Just this update from a recent installation in a very poor reception area... My daughter lives in an area where analog reception is very ghosty and with snow. Antennaweb.org predicted that no digital signals would be received at this location. I purchased the Insignia (Zenith) box and a CM4221 4-Bay bow tie antenna, and installed a homebrew pre-amp with a 3.5 dB noise figure at the antenna. The antenna is installed in the attic, pointed towards Washington DC. The Insignia receives all of the Washington stations with no breakups.

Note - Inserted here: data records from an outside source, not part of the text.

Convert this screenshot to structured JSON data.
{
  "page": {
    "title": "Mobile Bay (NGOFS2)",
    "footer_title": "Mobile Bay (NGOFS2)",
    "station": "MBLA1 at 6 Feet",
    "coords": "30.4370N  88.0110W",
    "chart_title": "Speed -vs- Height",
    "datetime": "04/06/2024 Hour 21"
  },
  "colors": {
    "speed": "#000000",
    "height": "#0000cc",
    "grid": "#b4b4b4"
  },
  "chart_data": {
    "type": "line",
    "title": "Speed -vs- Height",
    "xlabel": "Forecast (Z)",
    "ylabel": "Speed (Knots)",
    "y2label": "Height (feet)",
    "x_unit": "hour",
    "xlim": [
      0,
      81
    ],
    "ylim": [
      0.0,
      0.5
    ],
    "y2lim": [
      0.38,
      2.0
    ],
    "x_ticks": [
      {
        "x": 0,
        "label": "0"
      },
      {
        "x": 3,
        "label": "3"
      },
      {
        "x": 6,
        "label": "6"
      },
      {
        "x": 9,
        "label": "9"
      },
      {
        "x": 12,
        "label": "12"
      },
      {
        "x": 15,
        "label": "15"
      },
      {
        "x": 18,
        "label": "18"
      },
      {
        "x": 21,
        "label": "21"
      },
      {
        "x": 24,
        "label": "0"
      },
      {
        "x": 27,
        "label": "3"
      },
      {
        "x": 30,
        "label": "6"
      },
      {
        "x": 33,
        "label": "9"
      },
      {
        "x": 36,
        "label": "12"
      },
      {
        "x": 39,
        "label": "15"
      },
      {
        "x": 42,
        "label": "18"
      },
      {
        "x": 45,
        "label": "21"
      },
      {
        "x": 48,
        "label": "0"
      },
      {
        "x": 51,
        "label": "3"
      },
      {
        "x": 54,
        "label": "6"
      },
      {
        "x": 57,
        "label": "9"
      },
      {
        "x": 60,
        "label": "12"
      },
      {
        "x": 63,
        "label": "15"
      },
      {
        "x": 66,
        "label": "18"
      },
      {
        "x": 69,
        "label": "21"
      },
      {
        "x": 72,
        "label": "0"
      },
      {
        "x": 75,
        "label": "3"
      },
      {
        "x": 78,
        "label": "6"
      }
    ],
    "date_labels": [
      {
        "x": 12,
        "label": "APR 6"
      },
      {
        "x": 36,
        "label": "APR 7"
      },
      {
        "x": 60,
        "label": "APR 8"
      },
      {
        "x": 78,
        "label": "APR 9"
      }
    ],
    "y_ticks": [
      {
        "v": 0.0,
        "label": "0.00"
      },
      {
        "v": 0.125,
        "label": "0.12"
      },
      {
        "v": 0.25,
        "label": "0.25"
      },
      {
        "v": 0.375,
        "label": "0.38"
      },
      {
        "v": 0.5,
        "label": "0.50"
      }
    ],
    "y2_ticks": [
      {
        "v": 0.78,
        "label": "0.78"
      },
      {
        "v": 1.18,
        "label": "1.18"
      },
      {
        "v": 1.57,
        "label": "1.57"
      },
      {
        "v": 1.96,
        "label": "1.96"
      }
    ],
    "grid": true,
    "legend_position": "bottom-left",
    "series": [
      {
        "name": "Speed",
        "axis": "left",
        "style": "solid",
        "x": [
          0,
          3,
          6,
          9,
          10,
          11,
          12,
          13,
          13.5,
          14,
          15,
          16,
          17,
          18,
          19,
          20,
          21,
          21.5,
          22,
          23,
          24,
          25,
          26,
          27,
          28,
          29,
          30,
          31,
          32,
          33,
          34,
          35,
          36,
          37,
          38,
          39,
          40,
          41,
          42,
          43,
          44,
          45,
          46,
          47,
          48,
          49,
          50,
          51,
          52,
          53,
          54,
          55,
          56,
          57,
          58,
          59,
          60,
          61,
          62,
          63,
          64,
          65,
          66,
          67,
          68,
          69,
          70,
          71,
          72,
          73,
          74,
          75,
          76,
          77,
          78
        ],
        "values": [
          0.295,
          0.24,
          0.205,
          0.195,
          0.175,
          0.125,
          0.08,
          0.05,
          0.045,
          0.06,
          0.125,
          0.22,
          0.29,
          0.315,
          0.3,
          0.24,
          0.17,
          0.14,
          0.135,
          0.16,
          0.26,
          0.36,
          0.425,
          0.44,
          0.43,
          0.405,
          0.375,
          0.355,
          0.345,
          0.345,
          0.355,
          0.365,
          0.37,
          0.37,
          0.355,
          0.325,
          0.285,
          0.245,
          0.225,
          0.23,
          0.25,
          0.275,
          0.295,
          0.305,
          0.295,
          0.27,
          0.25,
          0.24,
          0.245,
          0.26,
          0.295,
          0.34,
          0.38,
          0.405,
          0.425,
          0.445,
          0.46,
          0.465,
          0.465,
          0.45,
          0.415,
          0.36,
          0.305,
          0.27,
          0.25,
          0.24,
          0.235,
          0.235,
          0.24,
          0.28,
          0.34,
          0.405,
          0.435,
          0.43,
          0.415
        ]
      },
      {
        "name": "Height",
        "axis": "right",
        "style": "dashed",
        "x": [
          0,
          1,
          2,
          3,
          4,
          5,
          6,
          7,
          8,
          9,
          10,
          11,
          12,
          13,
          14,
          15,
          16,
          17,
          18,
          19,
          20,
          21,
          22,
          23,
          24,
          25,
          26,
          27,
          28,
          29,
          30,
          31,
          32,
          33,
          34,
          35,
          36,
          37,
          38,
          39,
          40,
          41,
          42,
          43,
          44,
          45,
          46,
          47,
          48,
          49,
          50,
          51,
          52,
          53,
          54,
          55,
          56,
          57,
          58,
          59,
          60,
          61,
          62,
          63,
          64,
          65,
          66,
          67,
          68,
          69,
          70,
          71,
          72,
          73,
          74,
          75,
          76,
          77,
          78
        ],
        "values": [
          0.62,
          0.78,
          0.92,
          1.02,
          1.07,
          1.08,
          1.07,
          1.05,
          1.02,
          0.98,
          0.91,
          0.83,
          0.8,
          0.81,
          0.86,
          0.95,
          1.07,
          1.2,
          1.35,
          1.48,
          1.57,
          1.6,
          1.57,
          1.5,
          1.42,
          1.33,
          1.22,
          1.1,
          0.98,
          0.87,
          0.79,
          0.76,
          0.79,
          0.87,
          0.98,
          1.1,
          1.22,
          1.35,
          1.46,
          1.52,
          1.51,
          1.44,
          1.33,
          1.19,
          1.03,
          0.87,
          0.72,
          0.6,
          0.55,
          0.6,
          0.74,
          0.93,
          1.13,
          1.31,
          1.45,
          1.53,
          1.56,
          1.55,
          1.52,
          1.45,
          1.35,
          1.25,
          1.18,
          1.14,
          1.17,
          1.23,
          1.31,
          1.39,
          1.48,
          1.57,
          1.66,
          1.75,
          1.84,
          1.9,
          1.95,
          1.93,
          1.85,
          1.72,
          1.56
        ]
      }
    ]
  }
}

The Insignia/Zenith really is a very good DTV converter. If you're waiting for an analog pass through box, you might want to wait for the Zenith DTT901. It's due to hit the stores in mid-July (Radio Shack told me they will accept phone orders with coupons on July 15). This new Zenith DTV converter has the latest LG chip set so you get the great reception with analog pass through.


----------



## ziggy29 (Nov 18, 2004)

Scott in FL said:


> Antennaweb.org predicted that no digital signals would be received at this location. I purchased the Insignia (Zenith) box and a CM4221 4-Bay bow tie antenna, and installed a homebrew pre-amp with a 3.5 dB noise figure at the antenna. The antenna is installed in the attic, pointed towards Washington DC. The Insignia receives all of the Washington stations with no breakups.


Antennaweb tends to be overly conservative and often doesn't list many channels that you will likely be able to receive.


----------



## gfrang (Aug 30, 2007)

I have 2 Zenith DTT900 boxes one i have hooked up to a 16 in tv in the kitchen.It works really good, i think it has the LG chipset ,fast channel changes.It doesn't have analog pass through but i think that you can split the antenna line coming into the box and go to rf in to tv or recorder.It only has a two program guide i would like to try a TR40 box when it comes out seen a video and it looks really nice.Before i got the box i had the tv slaved from my h-20 in the bedroom with a rf modulator worked but not too well,what i would like to try is a digital agile modulator to the Zenith box.


----------



## arxaw (Jul 13, 2003)

Go to Radioshack or Circuit city and get the best box available for weak signals in fringe areas, the *Zenith DTT900 or DTT901*. Or go to BestBuy and get the *Insignia*. It's BestBuy's store brand of the exact same high performing Zenith box.

The guy at Radioshack you talked to is a complete idiot.


----------